FBC Crowned Best Zimbabwean Bank




Spread the love

FBC Bank Limited was yesterday honoured as the overall winner of the prestigious 2020 Zimbabwe Independent Banks and Banking Survey awards in a virtual ceremony held to honour the resilient spirit of the Zimbabwean banks.

FBC defied odds, improving its income base by leveraging on various strategies.

In 2019, a significant portion of the bank’s income was generated from the non-funded line, which typically includes fees and commissions, foreign currency dealings and fair value adjustments.

FBC’s income derived from foreign currency dealing was the highest for the sector and this performance has been sustained into 2020.

Stanbic Bank Zimbabwe was voted runner-up, after reporting the highest income during the half year ended June 30, 2020.

The banks’ high net worth and largely corporate clients involved in exporting have given it a capacity to withstand a volatile climate.

Lead adjudicator and Equity Axis MD Respect Gwenzi said winners in this category showed a quicker growth in overall income and strengthened liquidity and overall balance sheet position.

“In our adjudication process, we sought to review and award outperforming banks based on their financial performance over the six months period to June 2020,” he said.

“The key categories included the overall winner and runner up, which was determined based on income performance, balance sheet performance and key performance ratios. These banks hardened their balance sheet to counter inflation, at a rate that was above sector averages. The banks also kept alive traditional such as funded income, despite the risks of inflation, low interest rates and heightened repayment risk. In the category on innovation, banks were rated based on the products released and processes adjustment through digitisation.”

Speaking at the event, held under the theme “Reimagining Banking: Beyond Survival”, African Development Bank (AfDB) country economist Walter Adero pointed out despite the macro-economic challenges of banks and the fact that most of the banks are small, particularly the domestic banks, they have remained afloat.

However he stressed that there was need for more reforms should the financial system recover its asset base which has been eroded.

“We know that the forex situation over the years has not been great, but the government through the Reserve Bank of Zimbabwe has constituted the forex auction system in June this year.

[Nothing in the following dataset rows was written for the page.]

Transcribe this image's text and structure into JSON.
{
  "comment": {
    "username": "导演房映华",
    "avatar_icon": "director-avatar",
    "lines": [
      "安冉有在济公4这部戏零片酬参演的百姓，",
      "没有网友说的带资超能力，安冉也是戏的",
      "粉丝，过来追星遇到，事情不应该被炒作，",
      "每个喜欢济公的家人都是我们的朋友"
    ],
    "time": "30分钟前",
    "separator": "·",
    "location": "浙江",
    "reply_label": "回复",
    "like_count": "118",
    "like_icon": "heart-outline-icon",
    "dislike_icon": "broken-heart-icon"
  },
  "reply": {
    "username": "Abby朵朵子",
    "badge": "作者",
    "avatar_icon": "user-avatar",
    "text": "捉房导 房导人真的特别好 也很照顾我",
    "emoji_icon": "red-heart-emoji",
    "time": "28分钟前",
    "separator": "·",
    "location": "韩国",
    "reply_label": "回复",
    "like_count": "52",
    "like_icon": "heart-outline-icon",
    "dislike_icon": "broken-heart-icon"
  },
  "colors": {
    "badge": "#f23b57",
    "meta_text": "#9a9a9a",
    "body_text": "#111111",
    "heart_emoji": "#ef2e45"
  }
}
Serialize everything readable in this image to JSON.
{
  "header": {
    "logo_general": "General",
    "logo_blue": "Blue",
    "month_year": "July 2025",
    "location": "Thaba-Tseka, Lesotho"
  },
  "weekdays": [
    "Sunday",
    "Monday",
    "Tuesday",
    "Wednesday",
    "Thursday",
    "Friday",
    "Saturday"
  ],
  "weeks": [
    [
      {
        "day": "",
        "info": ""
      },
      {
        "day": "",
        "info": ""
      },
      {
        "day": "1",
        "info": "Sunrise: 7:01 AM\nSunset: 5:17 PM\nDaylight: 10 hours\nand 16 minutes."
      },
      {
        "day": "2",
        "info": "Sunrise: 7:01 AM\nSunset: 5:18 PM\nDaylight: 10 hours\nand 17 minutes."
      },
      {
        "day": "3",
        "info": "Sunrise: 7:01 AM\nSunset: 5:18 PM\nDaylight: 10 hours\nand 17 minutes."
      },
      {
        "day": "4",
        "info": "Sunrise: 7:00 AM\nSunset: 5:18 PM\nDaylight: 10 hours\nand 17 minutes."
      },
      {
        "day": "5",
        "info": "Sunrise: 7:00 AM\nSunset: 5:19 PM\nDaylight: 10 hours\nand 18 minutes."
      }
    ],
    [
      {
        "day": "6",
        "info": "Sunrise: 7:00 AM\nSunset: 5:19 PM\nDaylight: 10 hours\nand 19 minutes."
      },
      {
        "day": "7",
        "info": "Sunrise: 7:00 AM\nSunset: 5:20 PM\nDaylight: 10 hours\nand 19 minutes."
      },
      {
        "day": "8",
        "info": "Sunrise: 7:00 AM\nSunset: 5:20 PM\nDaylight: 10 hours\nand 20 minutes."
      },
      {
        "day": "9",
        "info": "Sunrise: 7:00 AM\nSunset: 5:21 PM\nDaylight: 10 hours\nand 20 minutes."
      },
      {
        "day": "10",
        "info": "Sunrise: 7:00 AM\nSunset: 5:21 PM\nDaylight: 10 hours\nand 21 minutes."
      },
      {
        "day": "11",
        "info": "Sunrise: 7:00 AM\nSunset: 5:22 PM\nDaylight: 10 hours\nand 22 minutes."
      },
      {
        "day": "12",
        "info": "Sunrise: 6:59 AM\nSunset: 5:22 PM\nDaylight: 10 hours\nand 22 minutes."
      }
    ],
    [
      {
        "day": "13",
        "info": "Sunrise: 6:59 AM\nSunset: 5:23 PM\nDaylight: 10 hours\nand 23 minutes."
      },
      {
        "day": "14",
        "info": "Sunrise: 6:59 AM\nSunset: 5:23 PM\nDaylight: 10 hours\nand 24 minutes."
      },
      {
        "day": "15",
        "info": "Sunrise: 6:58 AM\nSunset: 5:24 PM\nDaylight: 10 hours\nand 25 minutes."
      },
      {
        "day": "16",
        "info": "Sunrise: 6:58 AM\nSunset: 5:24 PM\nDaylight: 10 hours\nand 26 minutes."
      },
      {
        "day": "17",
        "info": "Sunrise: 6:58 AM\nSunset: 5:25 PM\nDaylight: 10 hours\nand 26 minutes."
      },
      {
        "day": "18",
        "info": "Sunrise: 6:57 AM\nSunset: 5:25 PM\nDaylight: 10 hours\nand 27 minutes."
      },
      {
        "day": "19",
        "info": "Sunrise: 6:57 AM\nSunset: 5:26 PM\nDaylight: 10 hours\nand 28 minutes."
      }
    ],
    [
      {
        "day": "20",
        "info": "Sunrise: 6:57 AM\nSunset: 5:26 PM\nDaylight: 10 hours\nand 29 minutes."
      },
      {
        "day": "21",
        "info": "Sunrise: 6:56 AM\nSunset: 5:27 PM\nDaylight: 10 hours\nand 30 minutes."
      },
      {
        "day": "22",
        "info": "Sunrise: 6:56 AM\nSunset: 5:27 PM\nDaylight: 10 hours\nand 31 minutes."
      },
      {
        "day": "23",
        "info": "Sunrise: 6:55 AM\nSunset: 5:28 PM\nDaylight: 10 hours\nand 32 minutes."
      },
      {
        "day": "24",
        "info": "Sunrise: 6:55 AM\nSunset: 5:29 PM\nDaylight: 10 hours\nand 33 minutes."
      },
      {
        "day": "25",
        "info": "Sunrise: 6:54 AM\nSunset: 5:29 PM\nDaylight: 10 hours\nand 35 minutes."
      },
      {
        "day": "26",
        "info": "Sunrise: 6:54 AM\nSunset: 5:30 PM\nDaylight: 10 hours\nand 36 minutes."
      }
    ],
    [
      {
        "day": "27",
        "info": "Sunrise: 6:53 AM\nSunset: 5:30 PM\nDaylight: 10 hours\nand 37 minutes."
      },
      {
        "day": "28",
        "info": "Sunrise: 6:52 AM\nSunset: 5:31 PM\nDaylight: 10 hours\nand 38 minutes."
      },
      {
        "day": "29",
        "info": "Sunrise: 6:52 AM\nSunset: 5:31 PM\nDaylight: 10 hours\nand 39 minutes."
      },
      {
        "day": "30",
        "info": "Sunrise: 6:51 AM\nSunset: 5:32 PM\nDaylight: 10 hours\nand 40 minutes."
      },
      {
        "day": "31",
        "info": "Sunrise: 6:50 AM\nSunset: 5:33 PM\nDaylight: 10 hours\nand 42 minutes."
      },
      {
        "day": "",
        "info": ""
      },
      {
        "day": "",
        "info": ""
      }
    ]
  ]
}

We believe the auction system is just a starting point and we will see improvement. We need to develop the financial system through developing the system. We know that the asset base has been eroded given the challenging forex situation but we believe if stability is restored in the forex system the asset base will recover,” he said. “This is because unlike in other countries where the economy relies mostly on the local currency, in Zimbabwe we know that the banking system has for many years relied on forex especially the US dollar. From, last year, a transition started and it is continuing. It will take some time before the banking system is domiciled in the local currency.”

Adero added that reforms would ensure that the sector achieves stability as a requirement for financial intermediation.

CBZ Bank Limited was the overall winner of the Innovations and Channels Award, while BancABC Zimbabwe was the runner up.

BancABC Zimbabwe also scooped the Markets Visibility and Positioning Award, while Nedbank won the Sustainability award. CABS got the best performing Building Society award.

Odero urged the Zimbabweans banks to embrace new products, digitisation and global value chains that would make the country’s financial system vibrant and profitable.

“Digital is more and it’s something the bank group is working on. We have several products which we can support the Zimbabwe financial system with. So if there is appetite, the African development bank will come in and partner some of you and see how we can develop some of your products going forward,” he said. “The next thing which we need to do is embrace to embrace partnerships. Given the advent of the internet, there is globalisation of everything so that the financial system is not left out.

“So the banking system in Zimbabwe has to weather the storm and join the global value chains. When I talk about global value chains it means they have to be in partnerships with other more established financial institutions either in Africa or aboard so that they can tap into the value chains of the financial system.”